Project 1. Cellular dynamics during fungal invasion of host cells
To cause disease, the blast fungus undergoes a series of developmental stages (Khang and Valent, 2010).
To cause disease, the blast fungus undergoes a series of developmental stages (Khang and Valent, 2010).
On the rice leaf surface, a fungal conidium germinates to form a germ tube, which is then differentiated into a specialized penetration cell called an appressorium. The matured appressorium uses turgor pressure to penetrate into the epidermal rice cell. Once entering the cell, the fungus produces biotrophic hyphae that grow inside the live host cell. These hyphae remain separated from the host cytoplasm by a membrane that surrounds them.
We study cellular dynamics during fungal invasion of rice cells. We aim to identify key cellular processes that are required for disease development and to determine the genes that control such processes. Our most recent strategies involve live-cell confocal microscopy of fluorescently labeled fungus and rice strains, quantitative image analysis, and molecular genetics tools.

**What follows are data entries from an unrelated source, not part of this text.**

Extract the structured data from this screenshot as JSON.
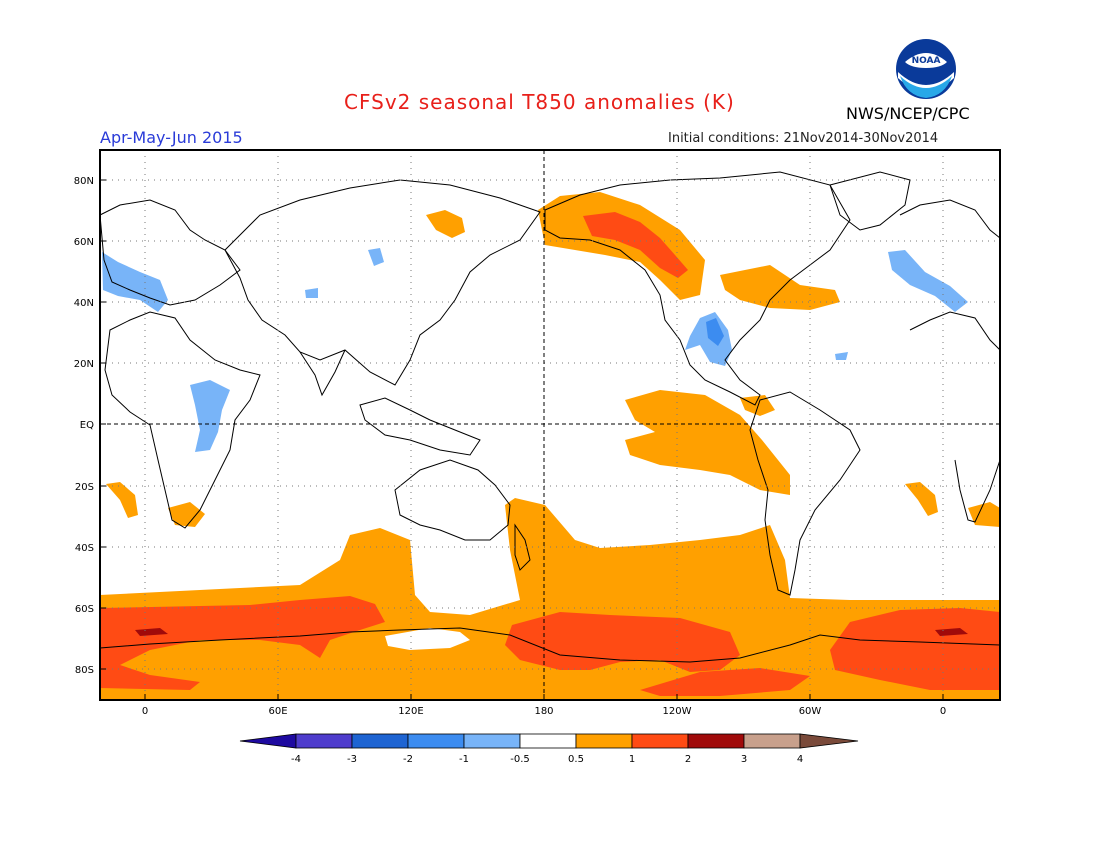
{
  "header": {
    "title": "CFSv2 seasonal T850 anomalies (K)",
    "agency": "NWS/NCEP/CPC",
    "logo_text": "NOAA",
    "season": "Apr-May-Jun 2015",
    "initial_conditions": "Initial conditions: 21Nov2014-30Nov2014"
  },
  "map": {
    "lat_labels": [
      "80N",
      "60N",
      "40N",
      "20N",
      "EQ",
      "20S",
      "40S",
      "60S",
      "80S"
    ],
    "lon_labels": [
      "0",
      "60E",
      "120E",
      "180",
      "120W",
      "60W",
      "0"
    ]
  },
  "colorbar": {
    "labels": [
      "-4",
      "-3",
      "-2",
      "-1",
      "-0.5",
      "0.5",
      "1",
      "2",
      "3",
      "4"
    ],
    "colors": [
      "#1e0aa0",
      "#4e3ccc",
      "#1e64d2",
      "#3c8cf0",
      "#78b4f8",
      "#ffffff",
      "#ffa000",
      "#ff4b14",
      "#a00a0a",
      "#c8a08c",
      "#7a4a3a"
    ]
  }
}
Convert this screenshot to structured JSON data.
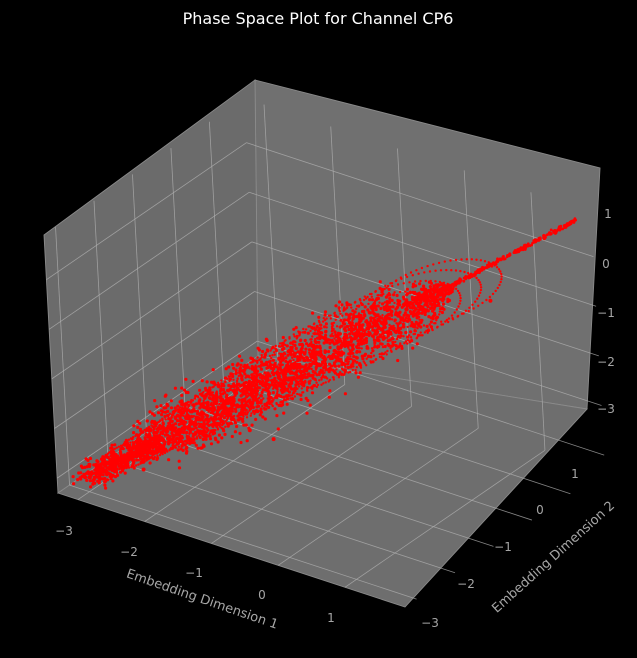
{
  "chart_data": {
    "type": "scatter",
    "projection": "3d",
    "title": "Phase Space Plot for Channel CP6",
    "xlabel": "Embedding Dimension 1",
    "ylabel": "Embedding Dimension 2",
    "zlabel": "",
    "xlim": [
      -3.3,
      1.9
    ],
    "ylim": [
      -3.3,
      1.9
    ],
    "zlim": [
      -3.3,
      1.9
    ],
    "x_ticks": [
      "−3",
      "−2",
      "−1",
      "0",
      "1"
    ],
    "y_ticks": [
      "−3",
      "−2",
      "−1",
      "0",
      "1"
    ],
    "z_ticks": [
      "−3",
      "−2",
      "−1",
      "0",
      "1"
    ],
    "marker_color": "#ff0000",
    "background": "#000000",
    "pane_color": "#707070",
    "grid": true,
    "series": [
      {
        "description_points": "dense phase-space trajectory approximately along the diagonal x = y = z",
        "points": [
          [
            -2.9,
            -2.9,
            -2.9
          ],
          [
            -2.6,
            -2.6,
            -2.6
          ],
          [
            -2.3,
            -2.3,
            -2.3
          ],
          [
            -2.0,
            -2.0,
            -2.0
          ],
          [
            -1.7,
            -1.7,
            -1.7
          ],
          [
            -1.4,
            -1.4,
            -1.4
          ],
          [
            -1.1,
            -1.1,
            -1.1
          ],
          [
            -0.8,
            -0.8,
            -0.8
          ],
          [
            -0.5,
            -0.5,
            -0.5
          ],
          [
            -0.2,
            -0.2,
            -0.2
          ],
          [
            0.1,
            0.1,
            0.1
          ],
          [
            0.3,
            0.3,
            0.3
          ],
          [
            0.6,
            0.6,
            0.6
          ],
          [
            0.9,
            0.9,
            0.9
          ],
          [
            1.2,
            1.2,
            1.2
          ],
          [
            1.5,
            1.5,
            1.5
          ],
          [
            1.7,
            1.7,
            1.7
          ]
        ]
      }
    ]
  }
}
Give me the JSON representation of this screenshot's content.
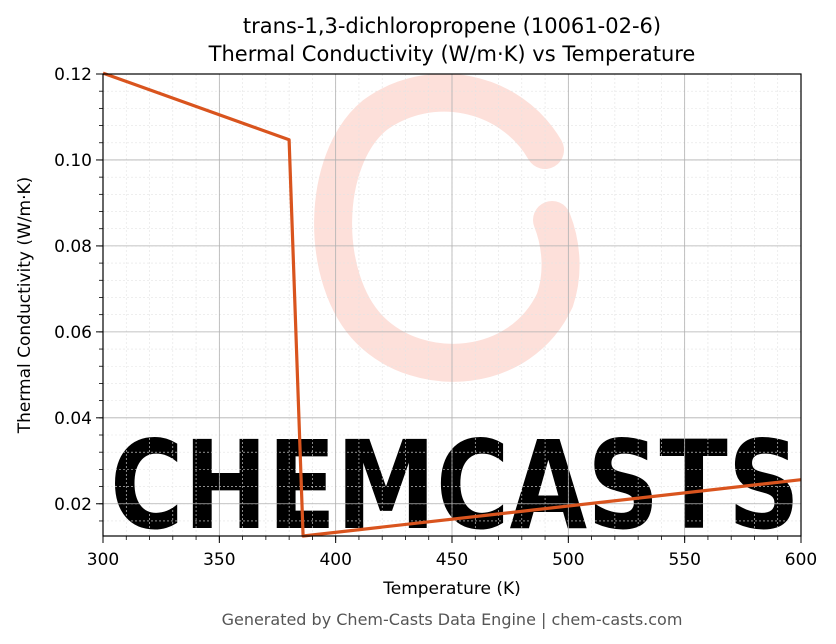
{
  "chart_data": {
    "type": "line",
    "title": "trans-1,3-dichloropropene (10061-02-6)",
    "subtitle": "Thermal Conductivity (W/m·K) vs Temperature",
    "xlabel": "Temperature (K)",
    "ylabel": "Thermal Conductivity (W/m·K)",
    "xlim": [
      300,
      600
    ],
    "ylim": [
      0.0125,
      0.12
    ],
    "xticks": [
      300,
      350,
      400,
      450,
      500,
      550,
      600
    ],
    "xtick_labels": [
      "300",
      "350",
      "400",
      "450",
      "500",
      "550",
      "600"
    ],
    "yticks": [
      0.02,
      0.04,
      0.06,
      0.08,
      0.1,
      0.12
    ],
    "ytick_labels": [
      "0.02",
      "0.04",
      "0.06",
      "0.08",
      "0.10",
      "0.12"
    ],
    "grid": true,
    "series": [
      {
        "color": "#d9541e",
        "x": [
          300,
          380,
          386,
          600
        ],
        "y": [
          0.1202,
          0.1047,
          0.0125,
          0.0256
        ]
      }
    ]
  },
  "watermark": {
    "text": "CHEMCASTS",
    "color": "#fde0da"
  },
  "footer": "Generated by Chem-Casts Data Engine | chem-casts.com"
}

Project 2. Effector Proteins
All classes of pathogens, such as fungi, oomycetes, and bacteria, secrete effector proteins that facilitate colonization by modifying host cell structure and function. Some effectors (avirulence effectors) also trigger host immune responses and block colonization. Thus, effectors are increasingly recognized as a key molecule for the study of microbial pathogenicity and innate host immunity.
We study effectors that the blast fungus produces (Khang et al., 2010; Valent and Khang, 2010). Effectors secreted by hyphae enter the host cytoplasm across the surrounding membrane. The translocated effectors move into uninvaded neighbor cells, presumably preparing host cells before invasion.
We are interested in understanding how blast effectors are expressed, how they are targeted into various subcellular compartments, and what their host targets are. Our current project focuses on mechanisms of effector delivery into the host cytoplasm. We aim to identify host translocation motifs and to characterize biotrophic interfacial complexes (BICs) that are proposed to mediate effector delivery. We use a multidisciplinary approach that includes confocal microscopy, electron microscopy, and molecular genetics tools, as well as developing and applying new technologies.
Project 3. Interfacial Membrane
Diverse fungi form intimate biotrophic associations with plant cells. A central feature of such associations is the presence of a membrane that surrounds intracellular fungal cells. The purpose that this membrane serves is yet unknown. It could be beneficial to either the fungi or plants, detrimental to either, or have a neutral interaction with one or both. There are two possible scenarios for these interactions. One is that the fungus tricks the host cell to produce the membrane in order to protect itself from host defense responses; another is that the plant produces the membrane in an attempt to mechanically halt the growth of the fungus and/or stop effector translocation. When the rice blast fungus invades live rice cells, it differentiates from the initial filamentous primary hypha into bulbous invasive hyphae. These hyphal cells are surrounded by a membrane termed as the extra-invasive hyphal membrane (EIHM). We study the origin, structure, dynamics, and function of the EIHM. Since the EIHM is formed during successful infection of rice cells, our research may offer new insight into possible modes of disease control.